SYRACUSE — Wawasee Community School Corporation school board met briefly Tuesday, Aug. 20, to receive public input on the 2019-2020 proposed budget and tend to a handful of personnel matters. This year’s budget includes a 3.5% increase over last year’s.
No members of the public attended to weigh in on the budget, which will be formally adopted at the board’s next meeting at 5:30 p.m. Tuesday, Sept. 10, at the high school.
The personnel agenda included the following actions, all of which were unanimously approved:
• High School Principal Geoff Walmer recommended the hiring of Julie Baird as the high school’s receptionist, effective Aug. 23.
• Assistant Principal Steve Perek recommended the hiring of Jody Francis as a cafeteria worker three hours each school day, effective Aug. 20.
• Walmer recommended the hiring of Brady Nyland as a high school physical education paraprofessional, effective Aug. 26.
• Perek recommended increasing Bianca Carty’s cafeteria worker’s position from three hours to 4.5 hours, and Jennifer Umanzor’s position from 4.5 hours to five hours, both effective Aug. 20.
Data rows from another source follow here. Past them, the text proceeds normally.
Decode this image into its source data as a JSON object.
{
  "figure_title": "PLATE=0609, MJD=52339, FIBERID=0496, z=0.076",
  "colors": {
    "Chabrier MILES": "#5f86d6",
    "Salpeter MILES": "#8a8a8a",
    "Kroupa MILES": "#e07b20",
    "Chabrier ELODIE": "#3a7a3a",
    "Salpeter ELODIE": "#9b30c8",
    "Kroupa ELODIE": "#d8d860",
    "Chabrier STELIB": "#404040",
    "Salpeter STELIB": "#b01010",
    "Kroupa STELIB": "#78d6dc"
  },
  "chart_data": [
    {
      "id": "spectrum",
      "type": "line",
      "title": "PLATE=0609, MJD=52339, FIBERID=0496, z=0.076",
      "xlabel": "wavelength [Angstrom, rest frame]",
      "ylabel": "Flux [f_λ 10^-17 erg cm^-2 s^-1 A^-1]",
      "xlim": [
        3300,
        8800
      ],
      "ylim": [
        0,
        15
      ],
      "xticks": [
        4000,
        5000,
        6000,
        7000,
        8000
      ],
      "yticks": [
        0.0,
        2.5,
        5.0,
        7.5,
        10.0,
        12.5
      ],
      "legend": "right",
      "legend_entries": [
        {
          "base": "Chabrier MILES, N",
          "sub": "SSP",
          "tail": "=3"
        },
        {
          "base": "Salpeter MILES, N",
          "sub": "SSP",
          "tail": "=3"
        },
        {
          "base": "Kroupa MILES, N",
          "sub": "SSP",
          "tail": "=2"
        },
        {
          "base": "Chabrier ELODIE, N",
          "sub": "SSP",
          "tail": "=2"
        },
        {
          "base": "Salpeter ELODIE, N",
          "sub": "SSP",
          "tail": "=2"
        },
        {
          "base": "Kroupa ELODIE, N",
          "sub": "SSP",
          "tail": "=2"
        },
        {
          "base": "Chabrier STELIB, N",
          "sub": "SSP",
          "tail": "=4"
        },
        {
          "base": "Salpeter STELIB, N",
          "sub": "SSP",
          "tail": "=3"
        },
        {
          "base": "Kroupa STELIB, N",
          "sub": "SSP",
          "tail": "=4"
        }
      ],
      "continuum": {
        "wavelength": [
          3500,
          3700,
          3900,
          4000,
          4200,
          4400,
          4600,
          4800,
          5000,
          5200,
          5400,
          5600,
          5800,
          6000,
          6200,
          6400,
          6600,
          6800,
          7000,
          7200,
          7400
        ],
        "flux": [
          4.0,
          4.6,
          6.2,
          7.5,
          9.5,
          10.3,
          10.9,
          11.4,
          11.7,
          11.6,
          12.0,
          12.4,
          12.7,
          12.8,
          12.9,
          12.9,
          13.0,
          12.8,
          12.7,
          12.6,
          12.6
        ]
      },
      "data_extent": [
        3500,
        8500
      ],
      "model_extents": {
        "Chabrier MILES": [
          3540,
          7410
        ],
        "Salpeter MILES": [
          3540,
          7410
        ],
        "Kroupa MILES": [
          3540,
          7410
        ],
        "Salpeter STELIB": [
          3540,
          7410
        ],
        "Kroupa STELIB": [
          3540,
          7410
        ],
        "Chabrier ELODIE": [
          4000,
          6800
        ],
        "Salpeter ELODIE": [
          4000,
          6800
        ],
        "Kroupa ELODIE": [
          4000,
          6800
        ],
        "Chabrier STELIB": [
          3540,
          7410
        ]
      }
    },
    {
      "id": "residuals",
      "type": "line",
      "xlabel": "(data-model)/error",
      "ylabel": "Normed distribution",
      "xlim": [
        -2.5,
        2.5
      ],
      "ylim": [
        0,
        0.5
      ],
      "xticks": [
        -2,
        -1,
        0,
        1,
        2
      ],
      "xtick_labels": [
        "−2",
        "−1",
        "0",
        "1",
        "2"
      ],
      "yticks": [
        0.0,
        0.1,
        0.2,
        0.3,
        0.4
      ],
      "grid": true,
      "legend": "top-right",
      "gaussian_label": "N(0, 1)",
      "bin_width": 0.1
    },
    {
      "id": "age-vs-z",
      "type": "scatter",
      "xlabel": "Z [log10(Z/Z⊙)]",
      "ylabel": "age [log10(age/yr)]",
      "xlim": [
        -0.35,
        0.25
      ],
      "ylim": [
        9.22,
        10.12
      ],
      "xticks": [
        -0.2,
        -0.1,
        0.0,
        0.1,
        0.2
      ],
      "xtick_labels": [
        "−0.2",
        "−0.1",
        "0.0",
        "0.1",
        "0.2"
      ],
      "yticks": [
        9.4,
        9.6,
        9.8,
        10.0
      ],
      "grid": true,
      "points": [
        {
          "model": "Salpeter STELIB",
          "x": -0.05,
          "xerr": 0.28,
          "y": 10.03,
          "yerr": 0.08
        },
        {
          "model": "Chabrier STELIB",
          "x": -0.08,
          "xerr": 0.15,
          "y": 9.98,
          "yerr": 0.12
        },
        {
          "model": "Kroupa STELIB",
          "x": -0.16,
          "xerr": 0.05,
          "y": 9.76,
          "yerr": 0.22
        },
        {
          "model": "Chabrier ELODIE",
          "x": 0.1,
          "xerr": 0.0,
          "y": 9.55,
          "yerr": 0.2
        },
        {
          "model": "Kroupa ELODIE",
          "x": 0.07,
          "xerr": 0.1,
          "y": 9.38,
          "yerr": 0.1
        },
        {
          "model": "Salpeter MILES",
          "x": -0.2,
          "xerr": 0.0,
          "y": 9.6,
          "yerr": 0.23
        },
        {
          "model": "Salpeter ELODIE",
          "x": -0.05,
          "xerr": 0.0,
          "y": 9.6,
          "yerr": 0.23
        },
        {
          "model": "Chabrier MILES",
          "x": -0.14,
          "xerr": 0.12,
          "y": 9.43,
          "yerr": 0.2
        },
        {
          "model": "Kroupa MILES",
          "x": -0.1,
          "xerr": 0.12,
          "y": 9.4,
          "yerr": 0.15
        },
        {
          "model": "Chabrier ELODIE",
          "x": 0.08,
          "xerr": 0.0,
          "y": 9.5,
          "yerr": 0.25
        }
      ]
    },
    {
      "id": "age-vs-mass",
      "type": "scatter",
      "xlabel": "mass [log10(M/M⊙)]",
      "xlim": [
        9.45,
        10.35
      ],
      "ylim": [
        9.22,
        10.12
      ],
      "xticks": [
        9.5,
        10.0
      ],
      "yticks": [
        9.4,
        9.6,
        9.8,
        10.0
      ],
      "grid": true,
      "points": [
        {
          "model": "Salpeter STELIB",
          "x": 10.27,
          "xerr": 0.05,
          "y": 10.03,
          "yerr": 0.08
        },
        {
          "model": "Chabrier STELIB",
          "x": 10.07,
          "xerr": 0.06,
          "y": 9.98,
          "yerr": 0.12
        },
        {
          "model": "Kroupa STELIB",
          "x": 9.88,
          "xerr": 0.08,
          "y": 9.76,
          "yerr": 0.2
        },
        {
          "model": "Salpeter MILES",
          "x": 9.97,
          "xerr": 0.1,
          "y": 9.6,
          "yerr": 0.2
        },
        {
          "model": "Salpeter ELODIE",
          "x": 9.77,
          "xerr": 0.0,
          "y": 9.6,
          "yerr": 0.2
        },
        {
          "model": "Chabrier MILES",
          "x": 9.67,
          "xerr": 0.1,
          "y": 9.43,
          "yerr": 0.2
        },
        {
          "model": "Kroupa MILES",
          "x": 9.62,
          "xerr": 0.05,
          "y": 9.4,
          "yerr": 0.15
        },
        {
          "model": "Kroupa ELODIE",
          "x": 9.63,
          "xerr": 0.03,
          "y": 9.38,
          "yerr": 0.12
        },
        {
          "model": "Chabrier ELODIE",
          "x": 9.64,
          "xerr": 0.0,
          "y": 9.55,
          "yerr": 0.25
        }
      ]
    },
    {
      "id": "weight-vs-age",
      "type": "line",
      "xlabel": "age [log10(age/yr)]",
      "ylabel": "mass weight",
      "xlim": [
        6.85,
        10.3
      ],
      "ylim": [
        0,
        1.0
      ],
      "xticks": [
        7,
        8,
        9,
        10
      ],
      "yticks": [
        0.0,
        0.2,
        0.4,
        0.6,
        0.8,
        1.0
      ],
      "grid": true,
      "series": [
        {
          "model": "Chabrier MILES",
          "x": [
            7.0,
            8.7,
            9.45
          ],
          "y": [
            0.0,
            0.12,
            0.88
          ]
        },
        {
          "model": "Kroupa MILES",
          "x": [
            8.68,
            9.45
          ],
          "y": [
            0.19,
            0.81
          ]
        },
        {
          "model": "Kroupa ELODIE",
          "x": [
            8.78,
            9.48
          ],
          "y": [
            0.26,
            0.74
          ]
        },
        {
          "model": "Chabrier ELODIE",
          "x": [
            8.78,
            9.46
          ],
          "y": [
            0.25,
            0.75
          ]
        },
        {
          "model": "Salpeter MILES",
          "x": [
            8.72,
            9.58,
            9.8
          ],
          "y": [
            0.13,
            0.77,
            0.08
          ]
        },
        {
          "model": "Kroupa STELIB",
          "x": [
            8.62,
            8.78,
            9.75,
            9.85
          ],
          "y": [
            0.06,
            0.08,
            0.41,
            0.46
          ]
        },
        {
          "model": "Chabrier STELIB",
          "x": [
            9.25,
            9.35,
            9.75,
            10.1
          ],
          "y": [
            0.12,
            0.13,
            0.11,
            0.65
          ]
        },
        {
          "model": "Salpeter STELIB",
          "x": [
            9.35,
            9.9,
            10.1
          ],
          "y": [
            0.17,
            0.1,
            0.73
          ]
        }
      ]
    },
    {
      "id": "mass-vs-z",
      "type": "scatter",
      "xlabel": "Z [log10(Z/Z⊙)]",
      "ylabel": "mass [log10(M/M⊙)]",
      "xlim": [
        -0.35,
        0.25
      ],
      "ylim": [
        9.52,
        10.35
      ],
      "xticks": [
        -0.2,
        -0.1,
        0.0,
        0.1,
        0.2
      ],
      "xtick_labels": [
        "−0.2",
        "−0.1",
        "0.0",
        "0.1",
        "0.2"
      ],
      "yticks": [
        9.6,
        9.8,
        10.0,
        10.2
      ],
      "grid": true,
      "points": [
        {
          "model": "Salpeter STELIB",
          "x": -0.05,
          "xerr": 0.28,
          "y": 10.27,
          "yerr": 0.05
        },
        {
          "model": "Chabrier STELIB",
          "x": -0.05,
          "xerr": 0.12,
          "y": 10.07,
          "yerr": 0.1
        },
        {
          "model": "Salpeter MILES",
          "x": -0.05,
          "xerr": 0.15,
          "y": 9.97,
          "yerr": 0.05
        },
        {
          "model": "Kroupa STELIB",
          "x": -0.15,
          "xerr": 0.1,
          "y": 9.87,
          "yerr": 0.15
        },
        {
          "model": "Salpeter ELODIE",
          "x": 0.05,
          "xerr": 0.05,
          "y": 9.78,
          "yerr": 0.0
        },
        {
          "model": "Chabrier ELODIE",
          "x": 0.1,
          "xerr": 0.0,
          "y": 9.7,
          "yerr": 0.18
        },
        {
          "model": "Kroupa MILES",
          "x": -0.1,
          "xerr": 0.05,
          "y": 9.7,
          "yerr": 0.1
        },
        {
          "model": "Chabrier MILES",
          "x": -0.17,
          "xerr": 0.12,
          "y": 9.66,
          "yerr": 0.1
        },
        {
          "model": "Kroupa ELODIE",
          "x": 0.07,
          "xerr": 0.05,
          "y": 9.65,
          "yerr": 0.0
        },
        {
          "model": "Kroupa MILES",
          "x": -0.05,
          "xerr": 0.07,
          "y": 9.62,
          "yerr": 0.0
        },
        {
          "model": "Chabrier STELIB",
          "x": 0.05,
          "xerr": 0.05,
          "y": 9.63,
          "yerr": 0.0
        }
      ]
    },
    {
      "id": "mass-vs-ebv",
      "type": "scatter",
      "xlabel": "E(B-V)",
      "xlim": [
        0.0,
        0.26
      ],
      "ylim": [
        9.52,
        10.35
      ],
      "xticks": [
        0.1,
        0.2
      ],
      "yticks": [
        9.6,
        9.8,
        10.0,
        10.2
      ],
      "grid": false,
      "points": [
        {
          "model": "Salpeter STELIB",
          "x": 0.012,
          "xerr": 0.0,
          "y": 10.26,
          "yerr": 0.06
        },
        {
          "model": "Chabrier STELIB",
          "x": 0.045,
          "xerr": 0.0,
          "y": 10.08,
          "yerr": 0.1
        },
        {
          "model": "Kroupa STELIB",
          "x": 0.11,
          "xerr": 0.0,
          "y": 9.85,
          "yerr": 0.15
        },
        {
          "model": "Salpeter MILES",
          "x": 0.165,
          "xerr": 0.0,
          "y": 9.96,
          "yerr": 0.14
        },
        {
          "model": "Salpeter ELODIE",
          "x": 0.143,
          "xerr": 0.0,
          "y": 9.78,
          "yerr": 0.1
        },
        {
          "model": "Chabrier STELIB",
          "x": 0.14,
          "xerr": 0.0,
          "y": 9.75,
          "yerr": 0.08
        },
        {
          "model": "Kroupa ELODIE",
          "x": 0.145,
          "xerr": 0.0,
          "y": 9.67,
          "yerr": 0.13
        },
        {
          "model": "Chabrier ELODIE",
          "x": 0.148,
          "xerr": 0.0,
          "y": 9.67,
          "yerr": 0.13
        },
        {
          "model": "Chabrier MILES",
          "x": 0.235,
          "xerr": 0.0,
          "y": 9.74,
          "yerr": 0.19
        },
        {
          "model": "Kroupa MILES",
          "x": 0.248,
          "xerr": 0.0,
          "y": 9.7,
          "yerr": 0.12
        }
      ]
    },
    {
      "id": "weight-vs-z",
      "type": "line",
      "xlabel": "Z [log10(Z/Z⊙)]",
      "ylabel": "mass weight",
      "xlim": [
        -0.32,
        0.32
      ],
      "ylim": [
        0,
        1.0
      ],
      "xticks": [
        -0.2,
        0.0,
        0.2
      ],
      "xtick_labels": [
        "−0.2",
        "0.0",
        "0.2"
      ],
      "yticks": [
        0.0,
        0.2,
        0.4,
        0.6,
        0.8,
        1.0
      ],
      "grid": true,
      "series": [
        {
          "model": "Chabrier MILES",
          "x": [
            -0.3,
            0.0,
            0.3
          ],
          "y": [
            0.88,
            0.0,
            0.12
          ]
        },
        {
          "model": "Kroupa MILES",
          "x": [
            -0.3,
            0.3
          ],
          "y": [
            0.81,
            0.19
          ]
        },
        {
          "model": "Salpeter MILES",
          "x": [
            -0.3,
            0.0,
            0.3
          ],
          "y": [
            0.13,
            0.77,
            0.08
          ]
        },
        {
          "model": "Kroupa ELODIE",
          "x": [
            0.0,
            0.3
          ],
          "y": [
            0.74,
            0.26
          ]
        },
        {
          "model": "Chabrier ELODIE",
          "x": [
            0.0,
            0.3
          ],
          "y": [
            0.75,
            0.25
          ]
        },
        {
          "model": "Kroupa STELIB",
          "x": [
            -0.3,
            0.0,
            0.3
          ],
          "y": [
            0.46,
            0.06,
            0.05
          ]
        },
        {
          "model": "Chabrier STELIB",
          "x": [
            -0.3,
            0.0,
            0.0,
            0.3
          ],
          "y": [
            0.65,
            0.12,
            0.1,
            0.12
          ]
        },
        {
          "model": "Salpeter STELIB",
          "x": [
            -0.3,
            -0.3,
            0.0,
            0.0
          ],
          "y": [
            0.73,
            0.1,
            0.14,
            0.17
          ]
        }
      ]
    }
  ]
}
• Michael Eshbach, Jaime Norris and Ami Steg resigned from their respective positions of high school physical education and health teacher, high school special education teacher and high school three-hour cafeteria worker.
The budget is the first formulated under the state’s new regulations. “Last year the state changed the budgeting from several different silos of money to two funds, education and operations,” said Dr. Thomas Edington, the school corporation’s superintendent. “The state provides the bulk of the funds for education.”
“The two funds are used for the operation of the schools,” said Jim Evans, director of finance. He noted the two omnibus funds include others. “The debt service fund is to make payments on bond issues, and the rainy day fund is appropriated during the budget process.”
Edington explained the rationale for the 2019-20 budget figures. “The balance we work is to maintain one of the lower school tax rates in the state and still provide quality education our community expects. We will continue to work to do that.”
Edington noted an addition to this year’s curriculum.
“We have an electrical course, ‘Power Up,’ starting up this year. Ultimately we prepare students to become electricians plus they learn how to operate drones and other electrically powered devices. That will lead to the ripple effect of employment in the manufacturing area and other areas in the electrical industry.
“Students can transition into the workforce from high school, knowing they will receive continual training in the future. Some will graduate and have further training in cooperation with and paid for by their employers,” he said.
“We always look to see if there is a program that will have a certain enrollment, if we have enough students to maintain that class in the future.”
Budget figures may be found at www.wawasee.k12.in.us.